The tomato transplants—tiny plants grown from seed in greenhouses—are brought to the farm and planted, usually around March or April. It generally takes 120 days for the tomatoes to mature.
Because his tomatoes go to multiple canneries, shoppers are liable to find them everywhere.
"If you buy a bottle of Heinz ketchup, for instance, you have a really good chance of having had one of our tomatoes in there," Hartwig said, adding that his farm's tomatoes can also be found in pizza sauce, marinara sauce and stewed tomatoes, among many other items.
This is not your grandfather's tomato farm, either. Hartwig said people would be surprised by how much technology the farm uses to help bring costs down. That includes sensors in the soil that help farmers make irrigation decisions—"a lot of irrigation can get done from a phone or from our computer," Hartwig noted—or new machines that help farmers find and zap weeds.
So, what's Hartwig's favorite way to enjoy the tomatoes he grows?

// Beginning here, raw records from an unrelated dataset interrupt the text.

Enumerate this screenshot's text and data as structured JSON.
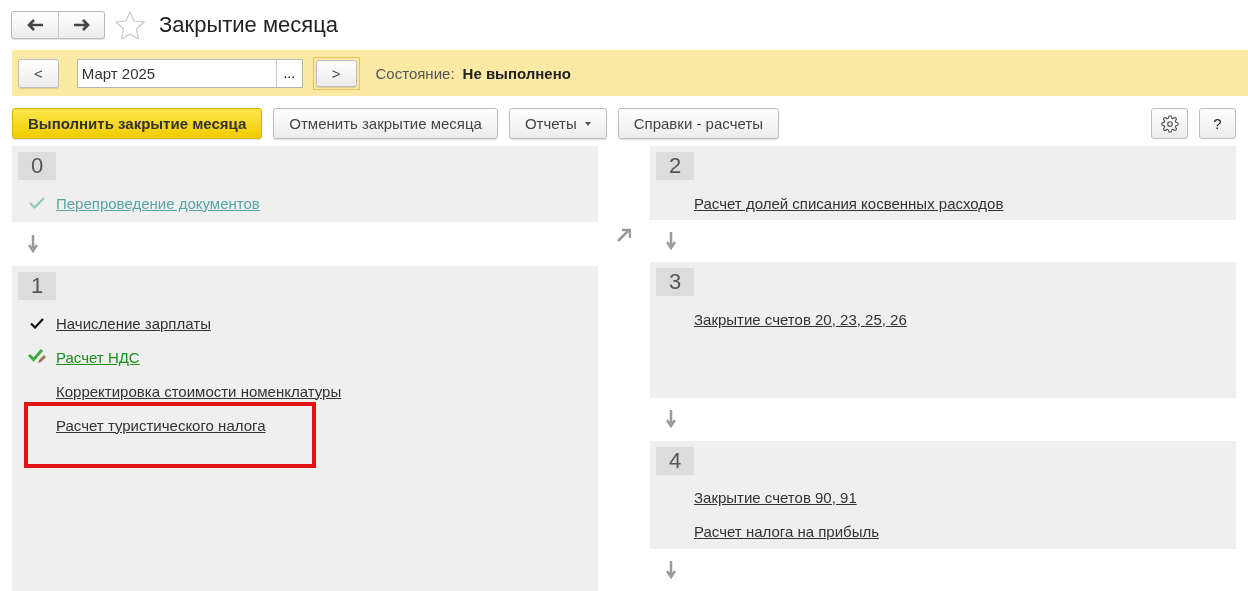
{
  "window": {
    "title": "Закрытие месяца",
    "favorite": false
  },
  "period": {
    "prev": "<",
    "value": "Март 2025",
    "choose": "...",
    "next": ">",
    "status_label": "Состояние:",
    "status_value": "Не выполнено"
  },
  "toolbar": {
    "buttons": [
      {
        "label": "Выполнить закрытие месяца",
        "kind": "primary"
      },
      {
        "label": "Отменить закрытие месяца",
        "kind": "plain"
      },
      {
        "label": "Отчеты",
        "kind": "menu"
      },
      {
        "label": "Справки - расчеты",
        "kind": "plain"
      }
    ],
    "help": "?"
  },
  "columns": [
    {
      "stages": [
        {
          "number": "0",
          "arrow_after": true,
          "items": [
            {
              "label": "Перепроведение документов",
              "kind": "faded",
              "checked": true,
              "highlighted": false
            }
          ]
        },
        {
          "number": "1",
          "arrow_after": false,
          "items": [
            {
              "label": "Начисление зарплаты",
              "kind": "plain",
              "checked": true,
              "highlighted": false
            },
            {
              "label": "Расчет НДС",
              "kind": "edited",
              "checked": true,
              "highlighted": false
            },
            {
              "label": "Корректировка стоимости номенклатуры",
              "kind": "plain",
              "checked": false,
              "highlighted": false
            },
            {
              "label": "Расчет туристического налога",
              "kind": "plain",
              "checked": false,
              "highlighted": true
            }
          ]
        }
      ]
    },
    {
      "stages": [
        {
          "number": "2",
          "arrow_after": true,
          "items": [
            {
              "label": "Расчет долей списания косвенных расходов",
              "kind": "plain",
              "checked": false,
              "highlighted": false
            }
          ]
        },
        {
          "number": "3",
          "arrow_after": true,
          "items": [
            {
              "label": "Закрытие счетов 20, 23, 25, 26",
              "kind": "plain",
              "checked": false,
              "highlighted": false
            }
          ]
        },
        {
          "number": "4",
          "arrow_after": true,
          "items": [
            {
              "label": "Закрытие счетов 90, 91",
              "kind": "plain",
              "checked": false,
              "highlighted": false
            },
            {
              "label": "Расчет налога на прибыль",
              "kind": "plain",
              "checked": false,
              "highlighted": false
            }
          ]
        }
      ]
    }
  ]
}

"I have an Italian grandfather, so I love spaghetti for sure," Hartwig said. "Pizza is a great way as well."
Fields of dreams
A formative experience for Mulvaney was when the New York City native came to California for graduate school at the University of California, Davis and found himself gazing upon "acres and acres and acres of tomatoes," as he put it. "It was an amazing thing."
"That's the thing that caused me to stay," he said. "Being in the center of the richest agricultural region in the world … and not only being able to value the product itself but meeting the farmers, the farmworkers, and seeing their place of work, being able to value the work that they do to feed America, makes me think that there's no better place to be a chef."
It all starts with the farmer, for whom Mulvaney has the highest respect.
"He walks out in the spring and looks at a plot of dirt and puts seeds in the ground, and says, 'This field, come September, is going to support my family for another year,'" the chef said. "It's a pretty big gamble—one that I admire a lot."